In order to detect such refrigerant leakage, pressure gauges 401 and 403 are installed at the inlet and outlet portions of the external refrigerant path 205 through which the refrigerant is introduced. The first pressure gauge 401 installed at the inlet of the external refrigerant path 205 through which the refrigerant is introduced informs the pressure of the refrigerant flow when the refrigerant is introduced. The second pressure gauge 403 installed at the outlet of the external coolant path 205 through which the coolant is drawn informs the pressure of the coolant flow when the coolant is withdrawn.

By comparing the two pressures thus obtained, it is possible to know whether the refrigerant leaks in the external refrigerant path 205. That is, when a refrigerant leak occurs in the external refrigerant path 205, the pressure of the refrigerant flow measured by the second pressure gauge 403 at the outlet is significantly different from the pressure measured by the first pressure gauge 401 at the inlet. Because of this, the leakage of refrigerant may be detected by checking whether a pressure difference between the two pressure gauges 401 and 403 occurs. In addition, the refrigerant leakage in the internal refrigerant path 101 inside the chuck 100 may also be easily detected since the pressure difference is displayed as described above.

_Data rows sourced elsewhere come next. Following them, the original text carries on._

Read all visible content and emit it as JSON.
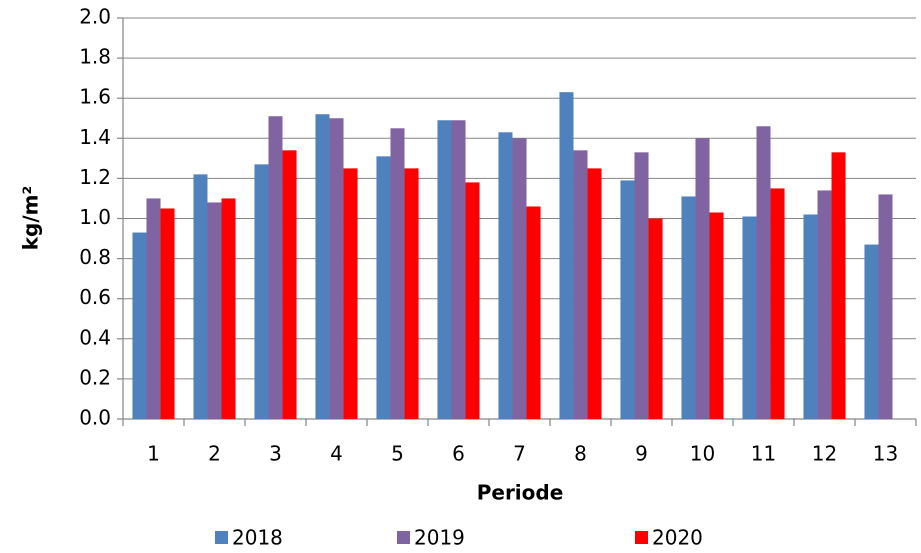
{
  "chart_data": {
    "type": "bar",
    "y_label": "kg/m²",
    "x_label": "Periode",
    "categories": [
      "1",
      "2",
      "3",
      "4",
      "5",
      "6",
      "7",
      "8",
      "9",
      "10",
      "11",
      "12",
      "13"
    ],
    "series": [
      {
        "name": "2018",
        "color": "#4f81bd",
        "values": [
          0.93,
          1.22,
          1.27,
          1.52,
          1.31,
          1.49,
          1.43,
          1.63,
          1.19,
          1.11,
          1.01,
          1.02,
          0.87
        ]
      },
      {
        "name": "2019",
        "color": "#8064a2",
        "values": [
          1.1,
          1.08,
          1.51,
          1.5,
          1.45,
          1.49,
          1.4,
          1.34,
          1.33,
          1.4,
          1.46,
          1.14,
          1.12
        ]
      },
      {
        "name": "2020",
        "color": "#ff0000",
        "values": [
          1.05,
          1.1,
          1.34,
          1.25,
          1.25,
          1.18,
          1.06,
          1.25,
          1.0,
          1.03,
          1.15,
          1.33,
          null
        ]
      }
    ],
    "ylim": [
      0,
      2
    ],
    "yticks": [
      {
        "value": 0,
        "label": "0.0"
      },
      0.2,
      0.4,
      0.6,
      0.8,
      {
        "value": 1,
        "label": "1.0"
      },
      1.2,
      1.4,
      1.6,
      1.8,
      {
        "value": 2,
        "label": "2.0"
      }
    ],
    "grid": true
  }
}
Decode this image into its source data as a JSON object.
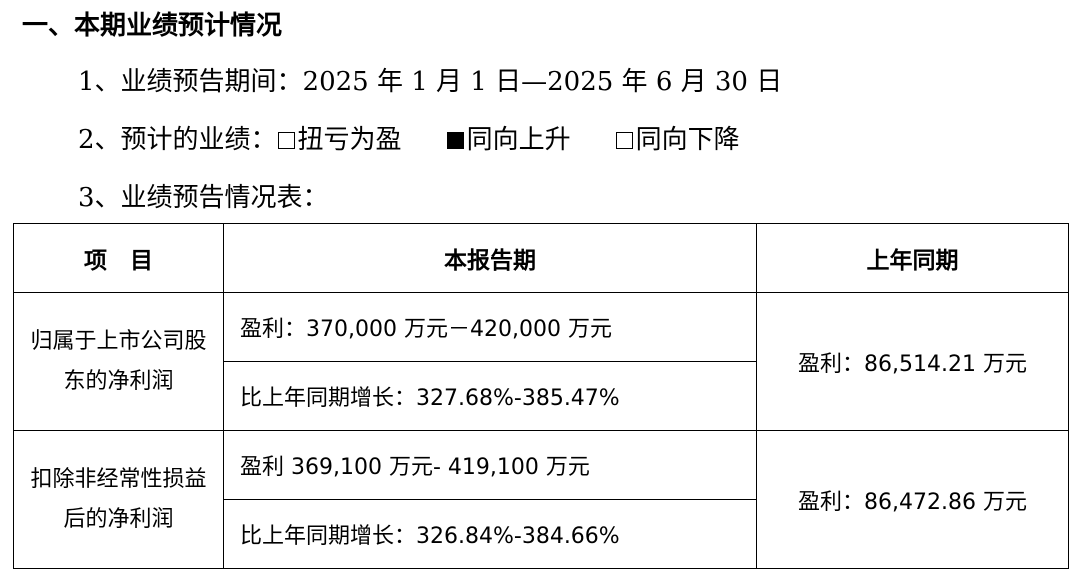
{
  "section_title": "一、本期业绩预计情况",
  "items": {
    "period_label": "1、业绩预告期间：2025 年 1 月 1 日—2025 年 6 月 30 日",
    "forecast_prefix": "2、预计的业绩：",
    "forecast_options": [
      {
        "label": "扭亏为盈",
        "checked": false
      },
      {
        "label": "同向上升",
        "checked": true
      },
      {
        "label": "同向下降",
        "checked": false
      }
    ],
    "table_intro": "3、业绩预告情况表："
  },
  "table": {
    "headers": [
      "项　目",
      "本报告期",
      "上年同期"
    ],
    "rows": [
      {
        "label": "归属于上市公司股东的净利润",
        "current_profit": "盈利：370,000 万元－420,000 万元",
        "current_growth": "比上年同期增长：327.68%-385.47%",
        "previous": "盈利：86,514.21 万元"
      },
      {
        "label": "扣除非经常性损益后的净利润",
        "current_profit": "盈利 369,100 万元- 419,100 万元",
        "current_growth": "比上年同期增长：326.84%-384.66%",
        "previous": "盈利：86,472.86 万元"
      }
    ]
  }
}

As mentioned above, although this invention was demonstrated in detail through the specific Example, this invention is not limited to this, It is clear that the deformation | transformation and improvement are possible by the person of ordinary skill in the art within the technical idea of this invention.

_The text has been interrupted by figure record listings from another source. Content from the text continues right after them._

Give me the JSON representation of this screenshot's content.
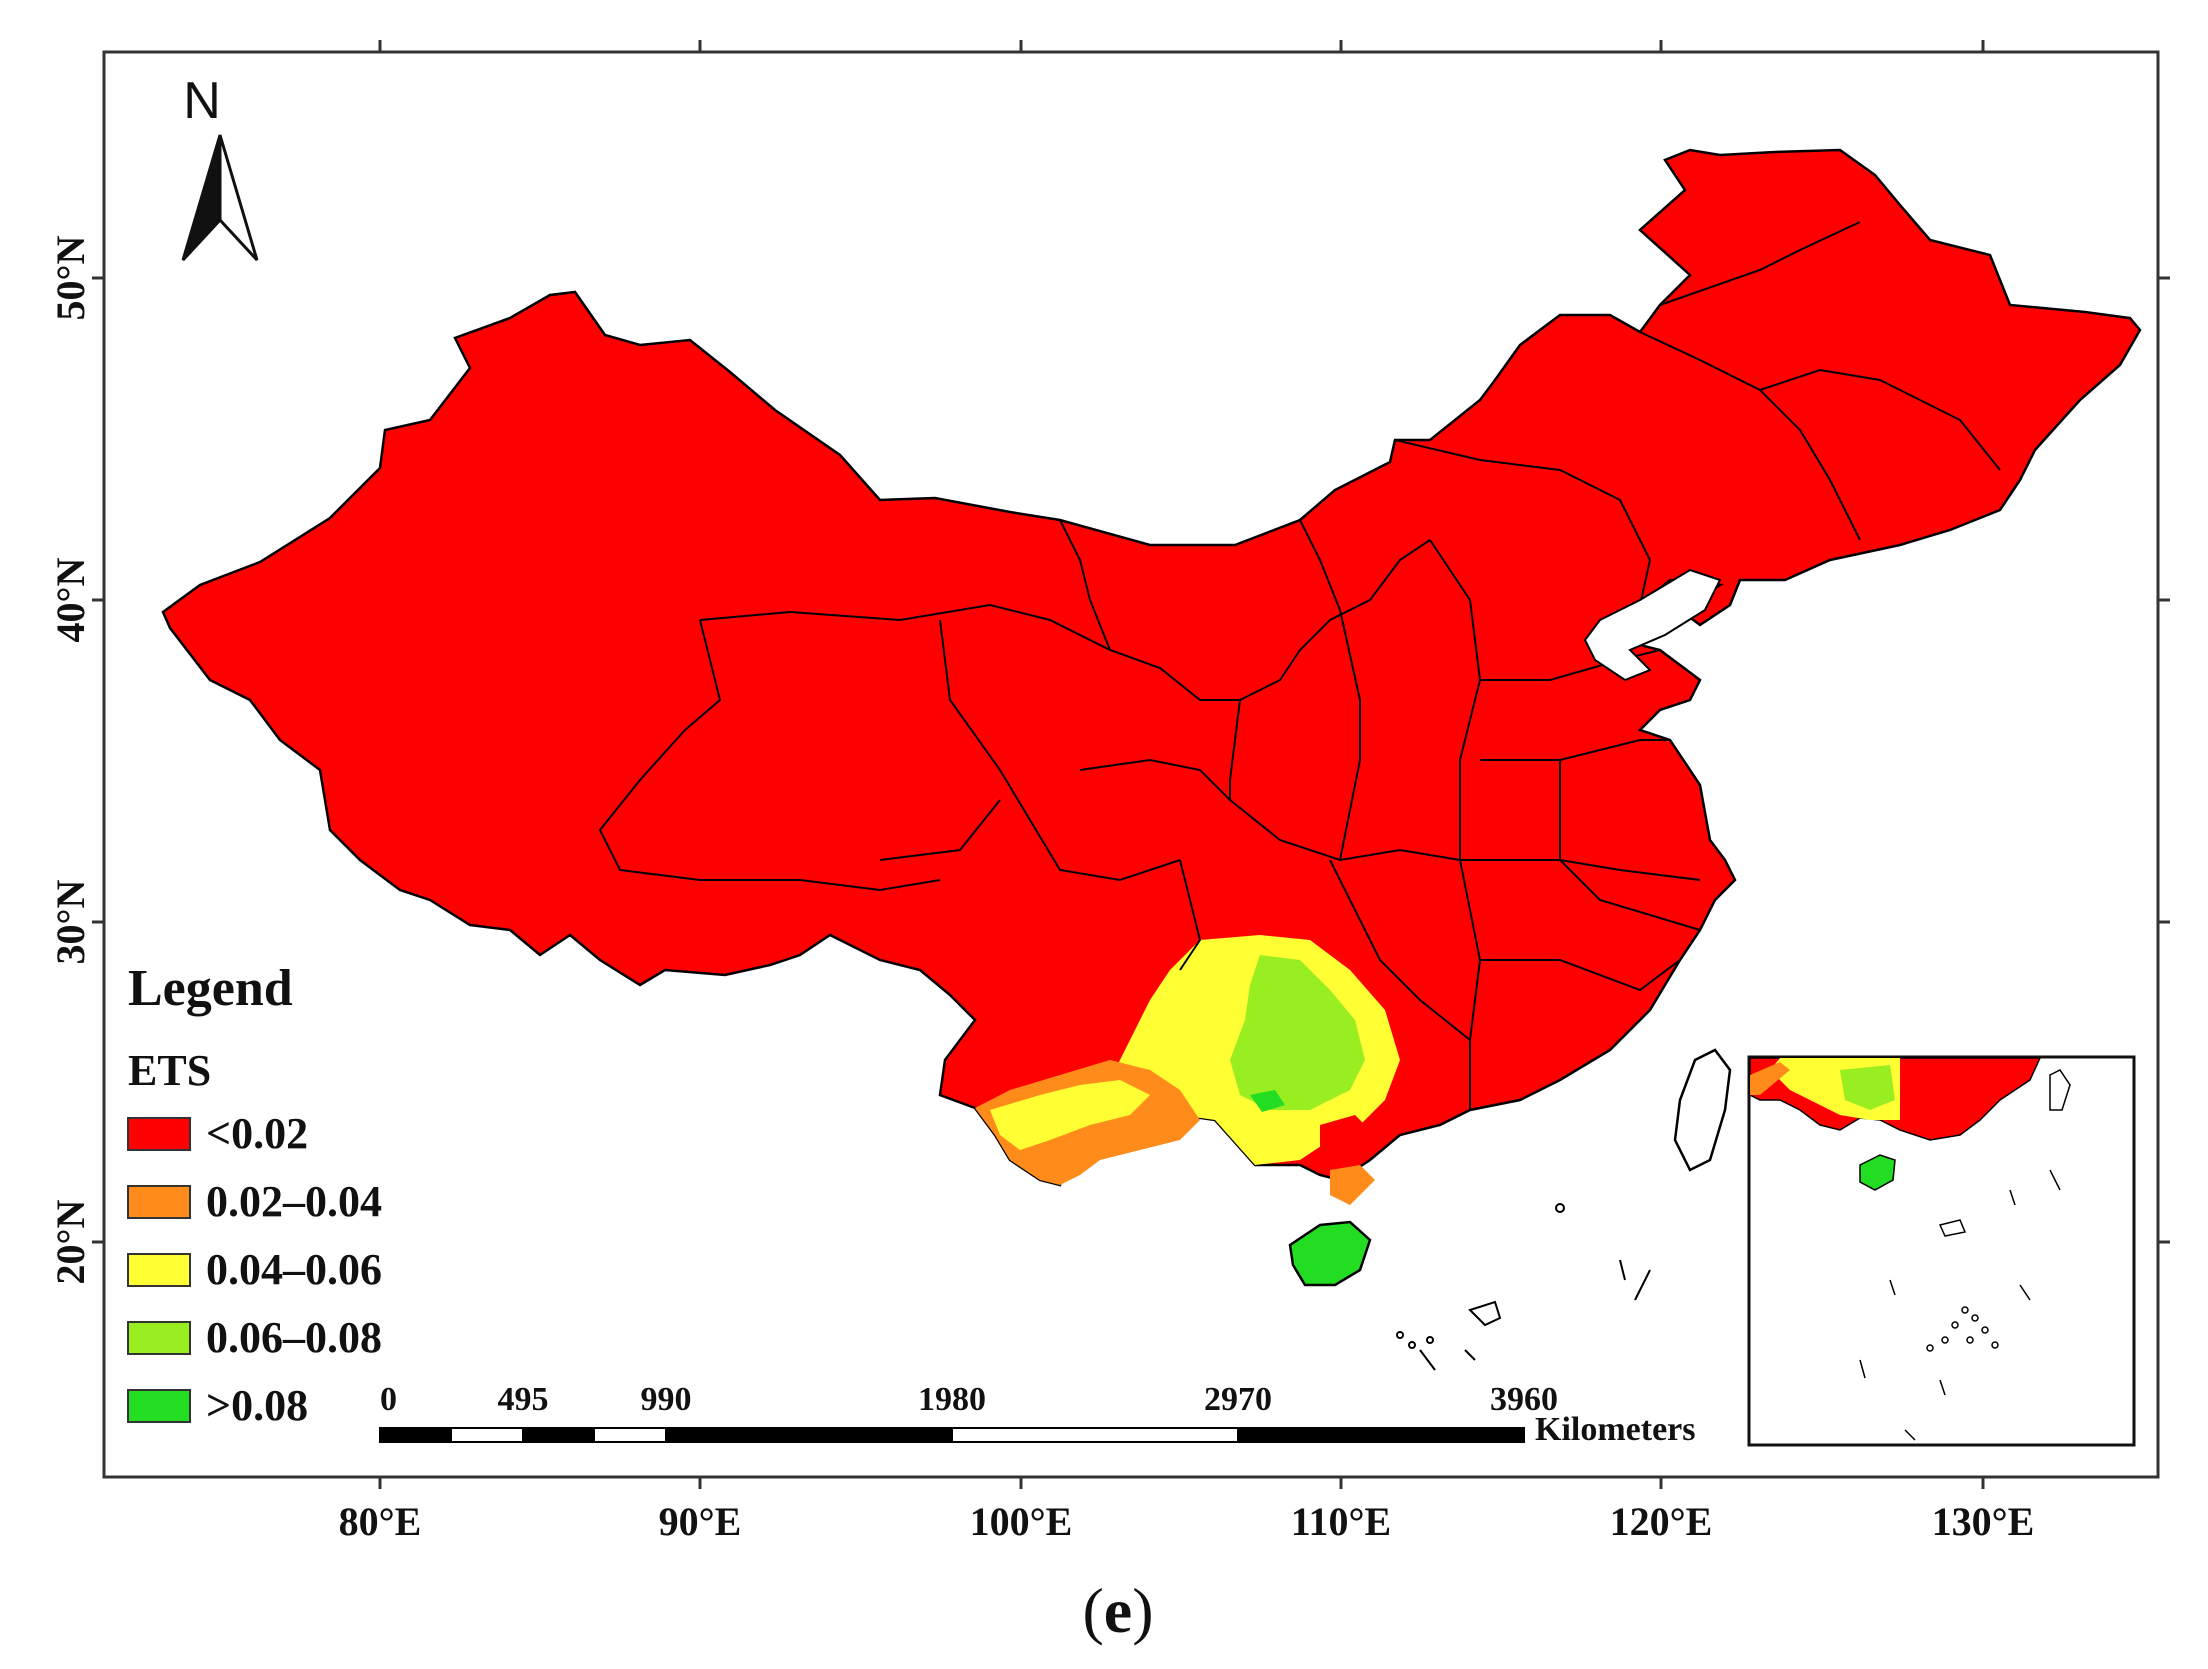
{
  "map": {
    "panel_letter": "e",
    "lon_ticks": [
      "80°E",
      "90°E",
      "100°E",
      "110°E",
      "120°E",
      "130°E"
    ],
    "lat_ticks": [
      "50°N",
      "40°N",
      "30°N",
      "20°N"
    ],
    "north_arrow_label": "N",
    "legend": {
      "title": "Legend",
      "variable": "ETS",
      "classes": [
        {
          "label": "<0.02",
          "color": "#ff0000"
        },
        {
          "label": "0.02–0.04",
          "color": "#ff8c1a"
        },
        {
          "label": "0.04–0.06",
          "color": "#ffff33"
        },
        {
          "label": "0.06–0.08",
          "color": "#99ee22"
        },
        {
          "label": ">0.08",
          "color": "#22dd22"
        }
      ]
    },
    "scale_bar": {
      "labels": [
        "0",
        "495",
        "990",
        "1980",
        "2970",
        "3960"
      ],
      "unit": "Kilometers"
    },
    "colors": {
      "boundary": "#000000",
      "frame": "#333333"
    }
  }
}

According to the present invention described above, it is possible to easily detect the occurrence of refrigerant leakage in the refrigerant path, it is possible to effectively perform the inspection, maintenance and repair of the cooling system.

Claims (3)

A refrigerant path through which the refrigerant circulates to cool the object; A refrigerant supply unit providing the refrigerant to the refrigerant path; A first pressure gauge installed at an inlet of the coolant path through which the coolant is introduced from the coolant supply unit to sense a pressure of the drawn coolant; And And a second pressure gauge installed at an outlet of the coolant path that is circulated to the coolant supply unit to detect the pressure of the drawn coolant for comparison with a pressure sensed by the first pressure gauge. Characterized by a cooling system. The cooling system according to claim 1, wherein portions of the inlet and the outlet of the refrigerant path from the inlet to the object are covered by a shielding portion and protected from an external temperature. An internal refrigerant path installed inside the chuck to cool the chuck on which the wafer is mounted; An external refrigerant path extending outward from the internal refrigerant path; A refrigerant supply unit connected to the external refrigerant path to supply a refrigerant to the internal refrigerant path via the external refrigerant path; A first pressure gauge installed at an inlet of the external refrigerant path through which the refrigerant is introduced from the refrigerant supply unit and sensing a pressure of the introduced refrigerant; A second pressure that is installed at an outlet of the external refrigerant path which is circulated through the refrigerant path to the refrigerant supply unit and senses a pressure of the extracted refrigerant for comparison with a pressure sensed by the first pressure gauge gauge; And And a shielding portion surrounding the external refrigerant path to protect the refrigerant from an external temperature.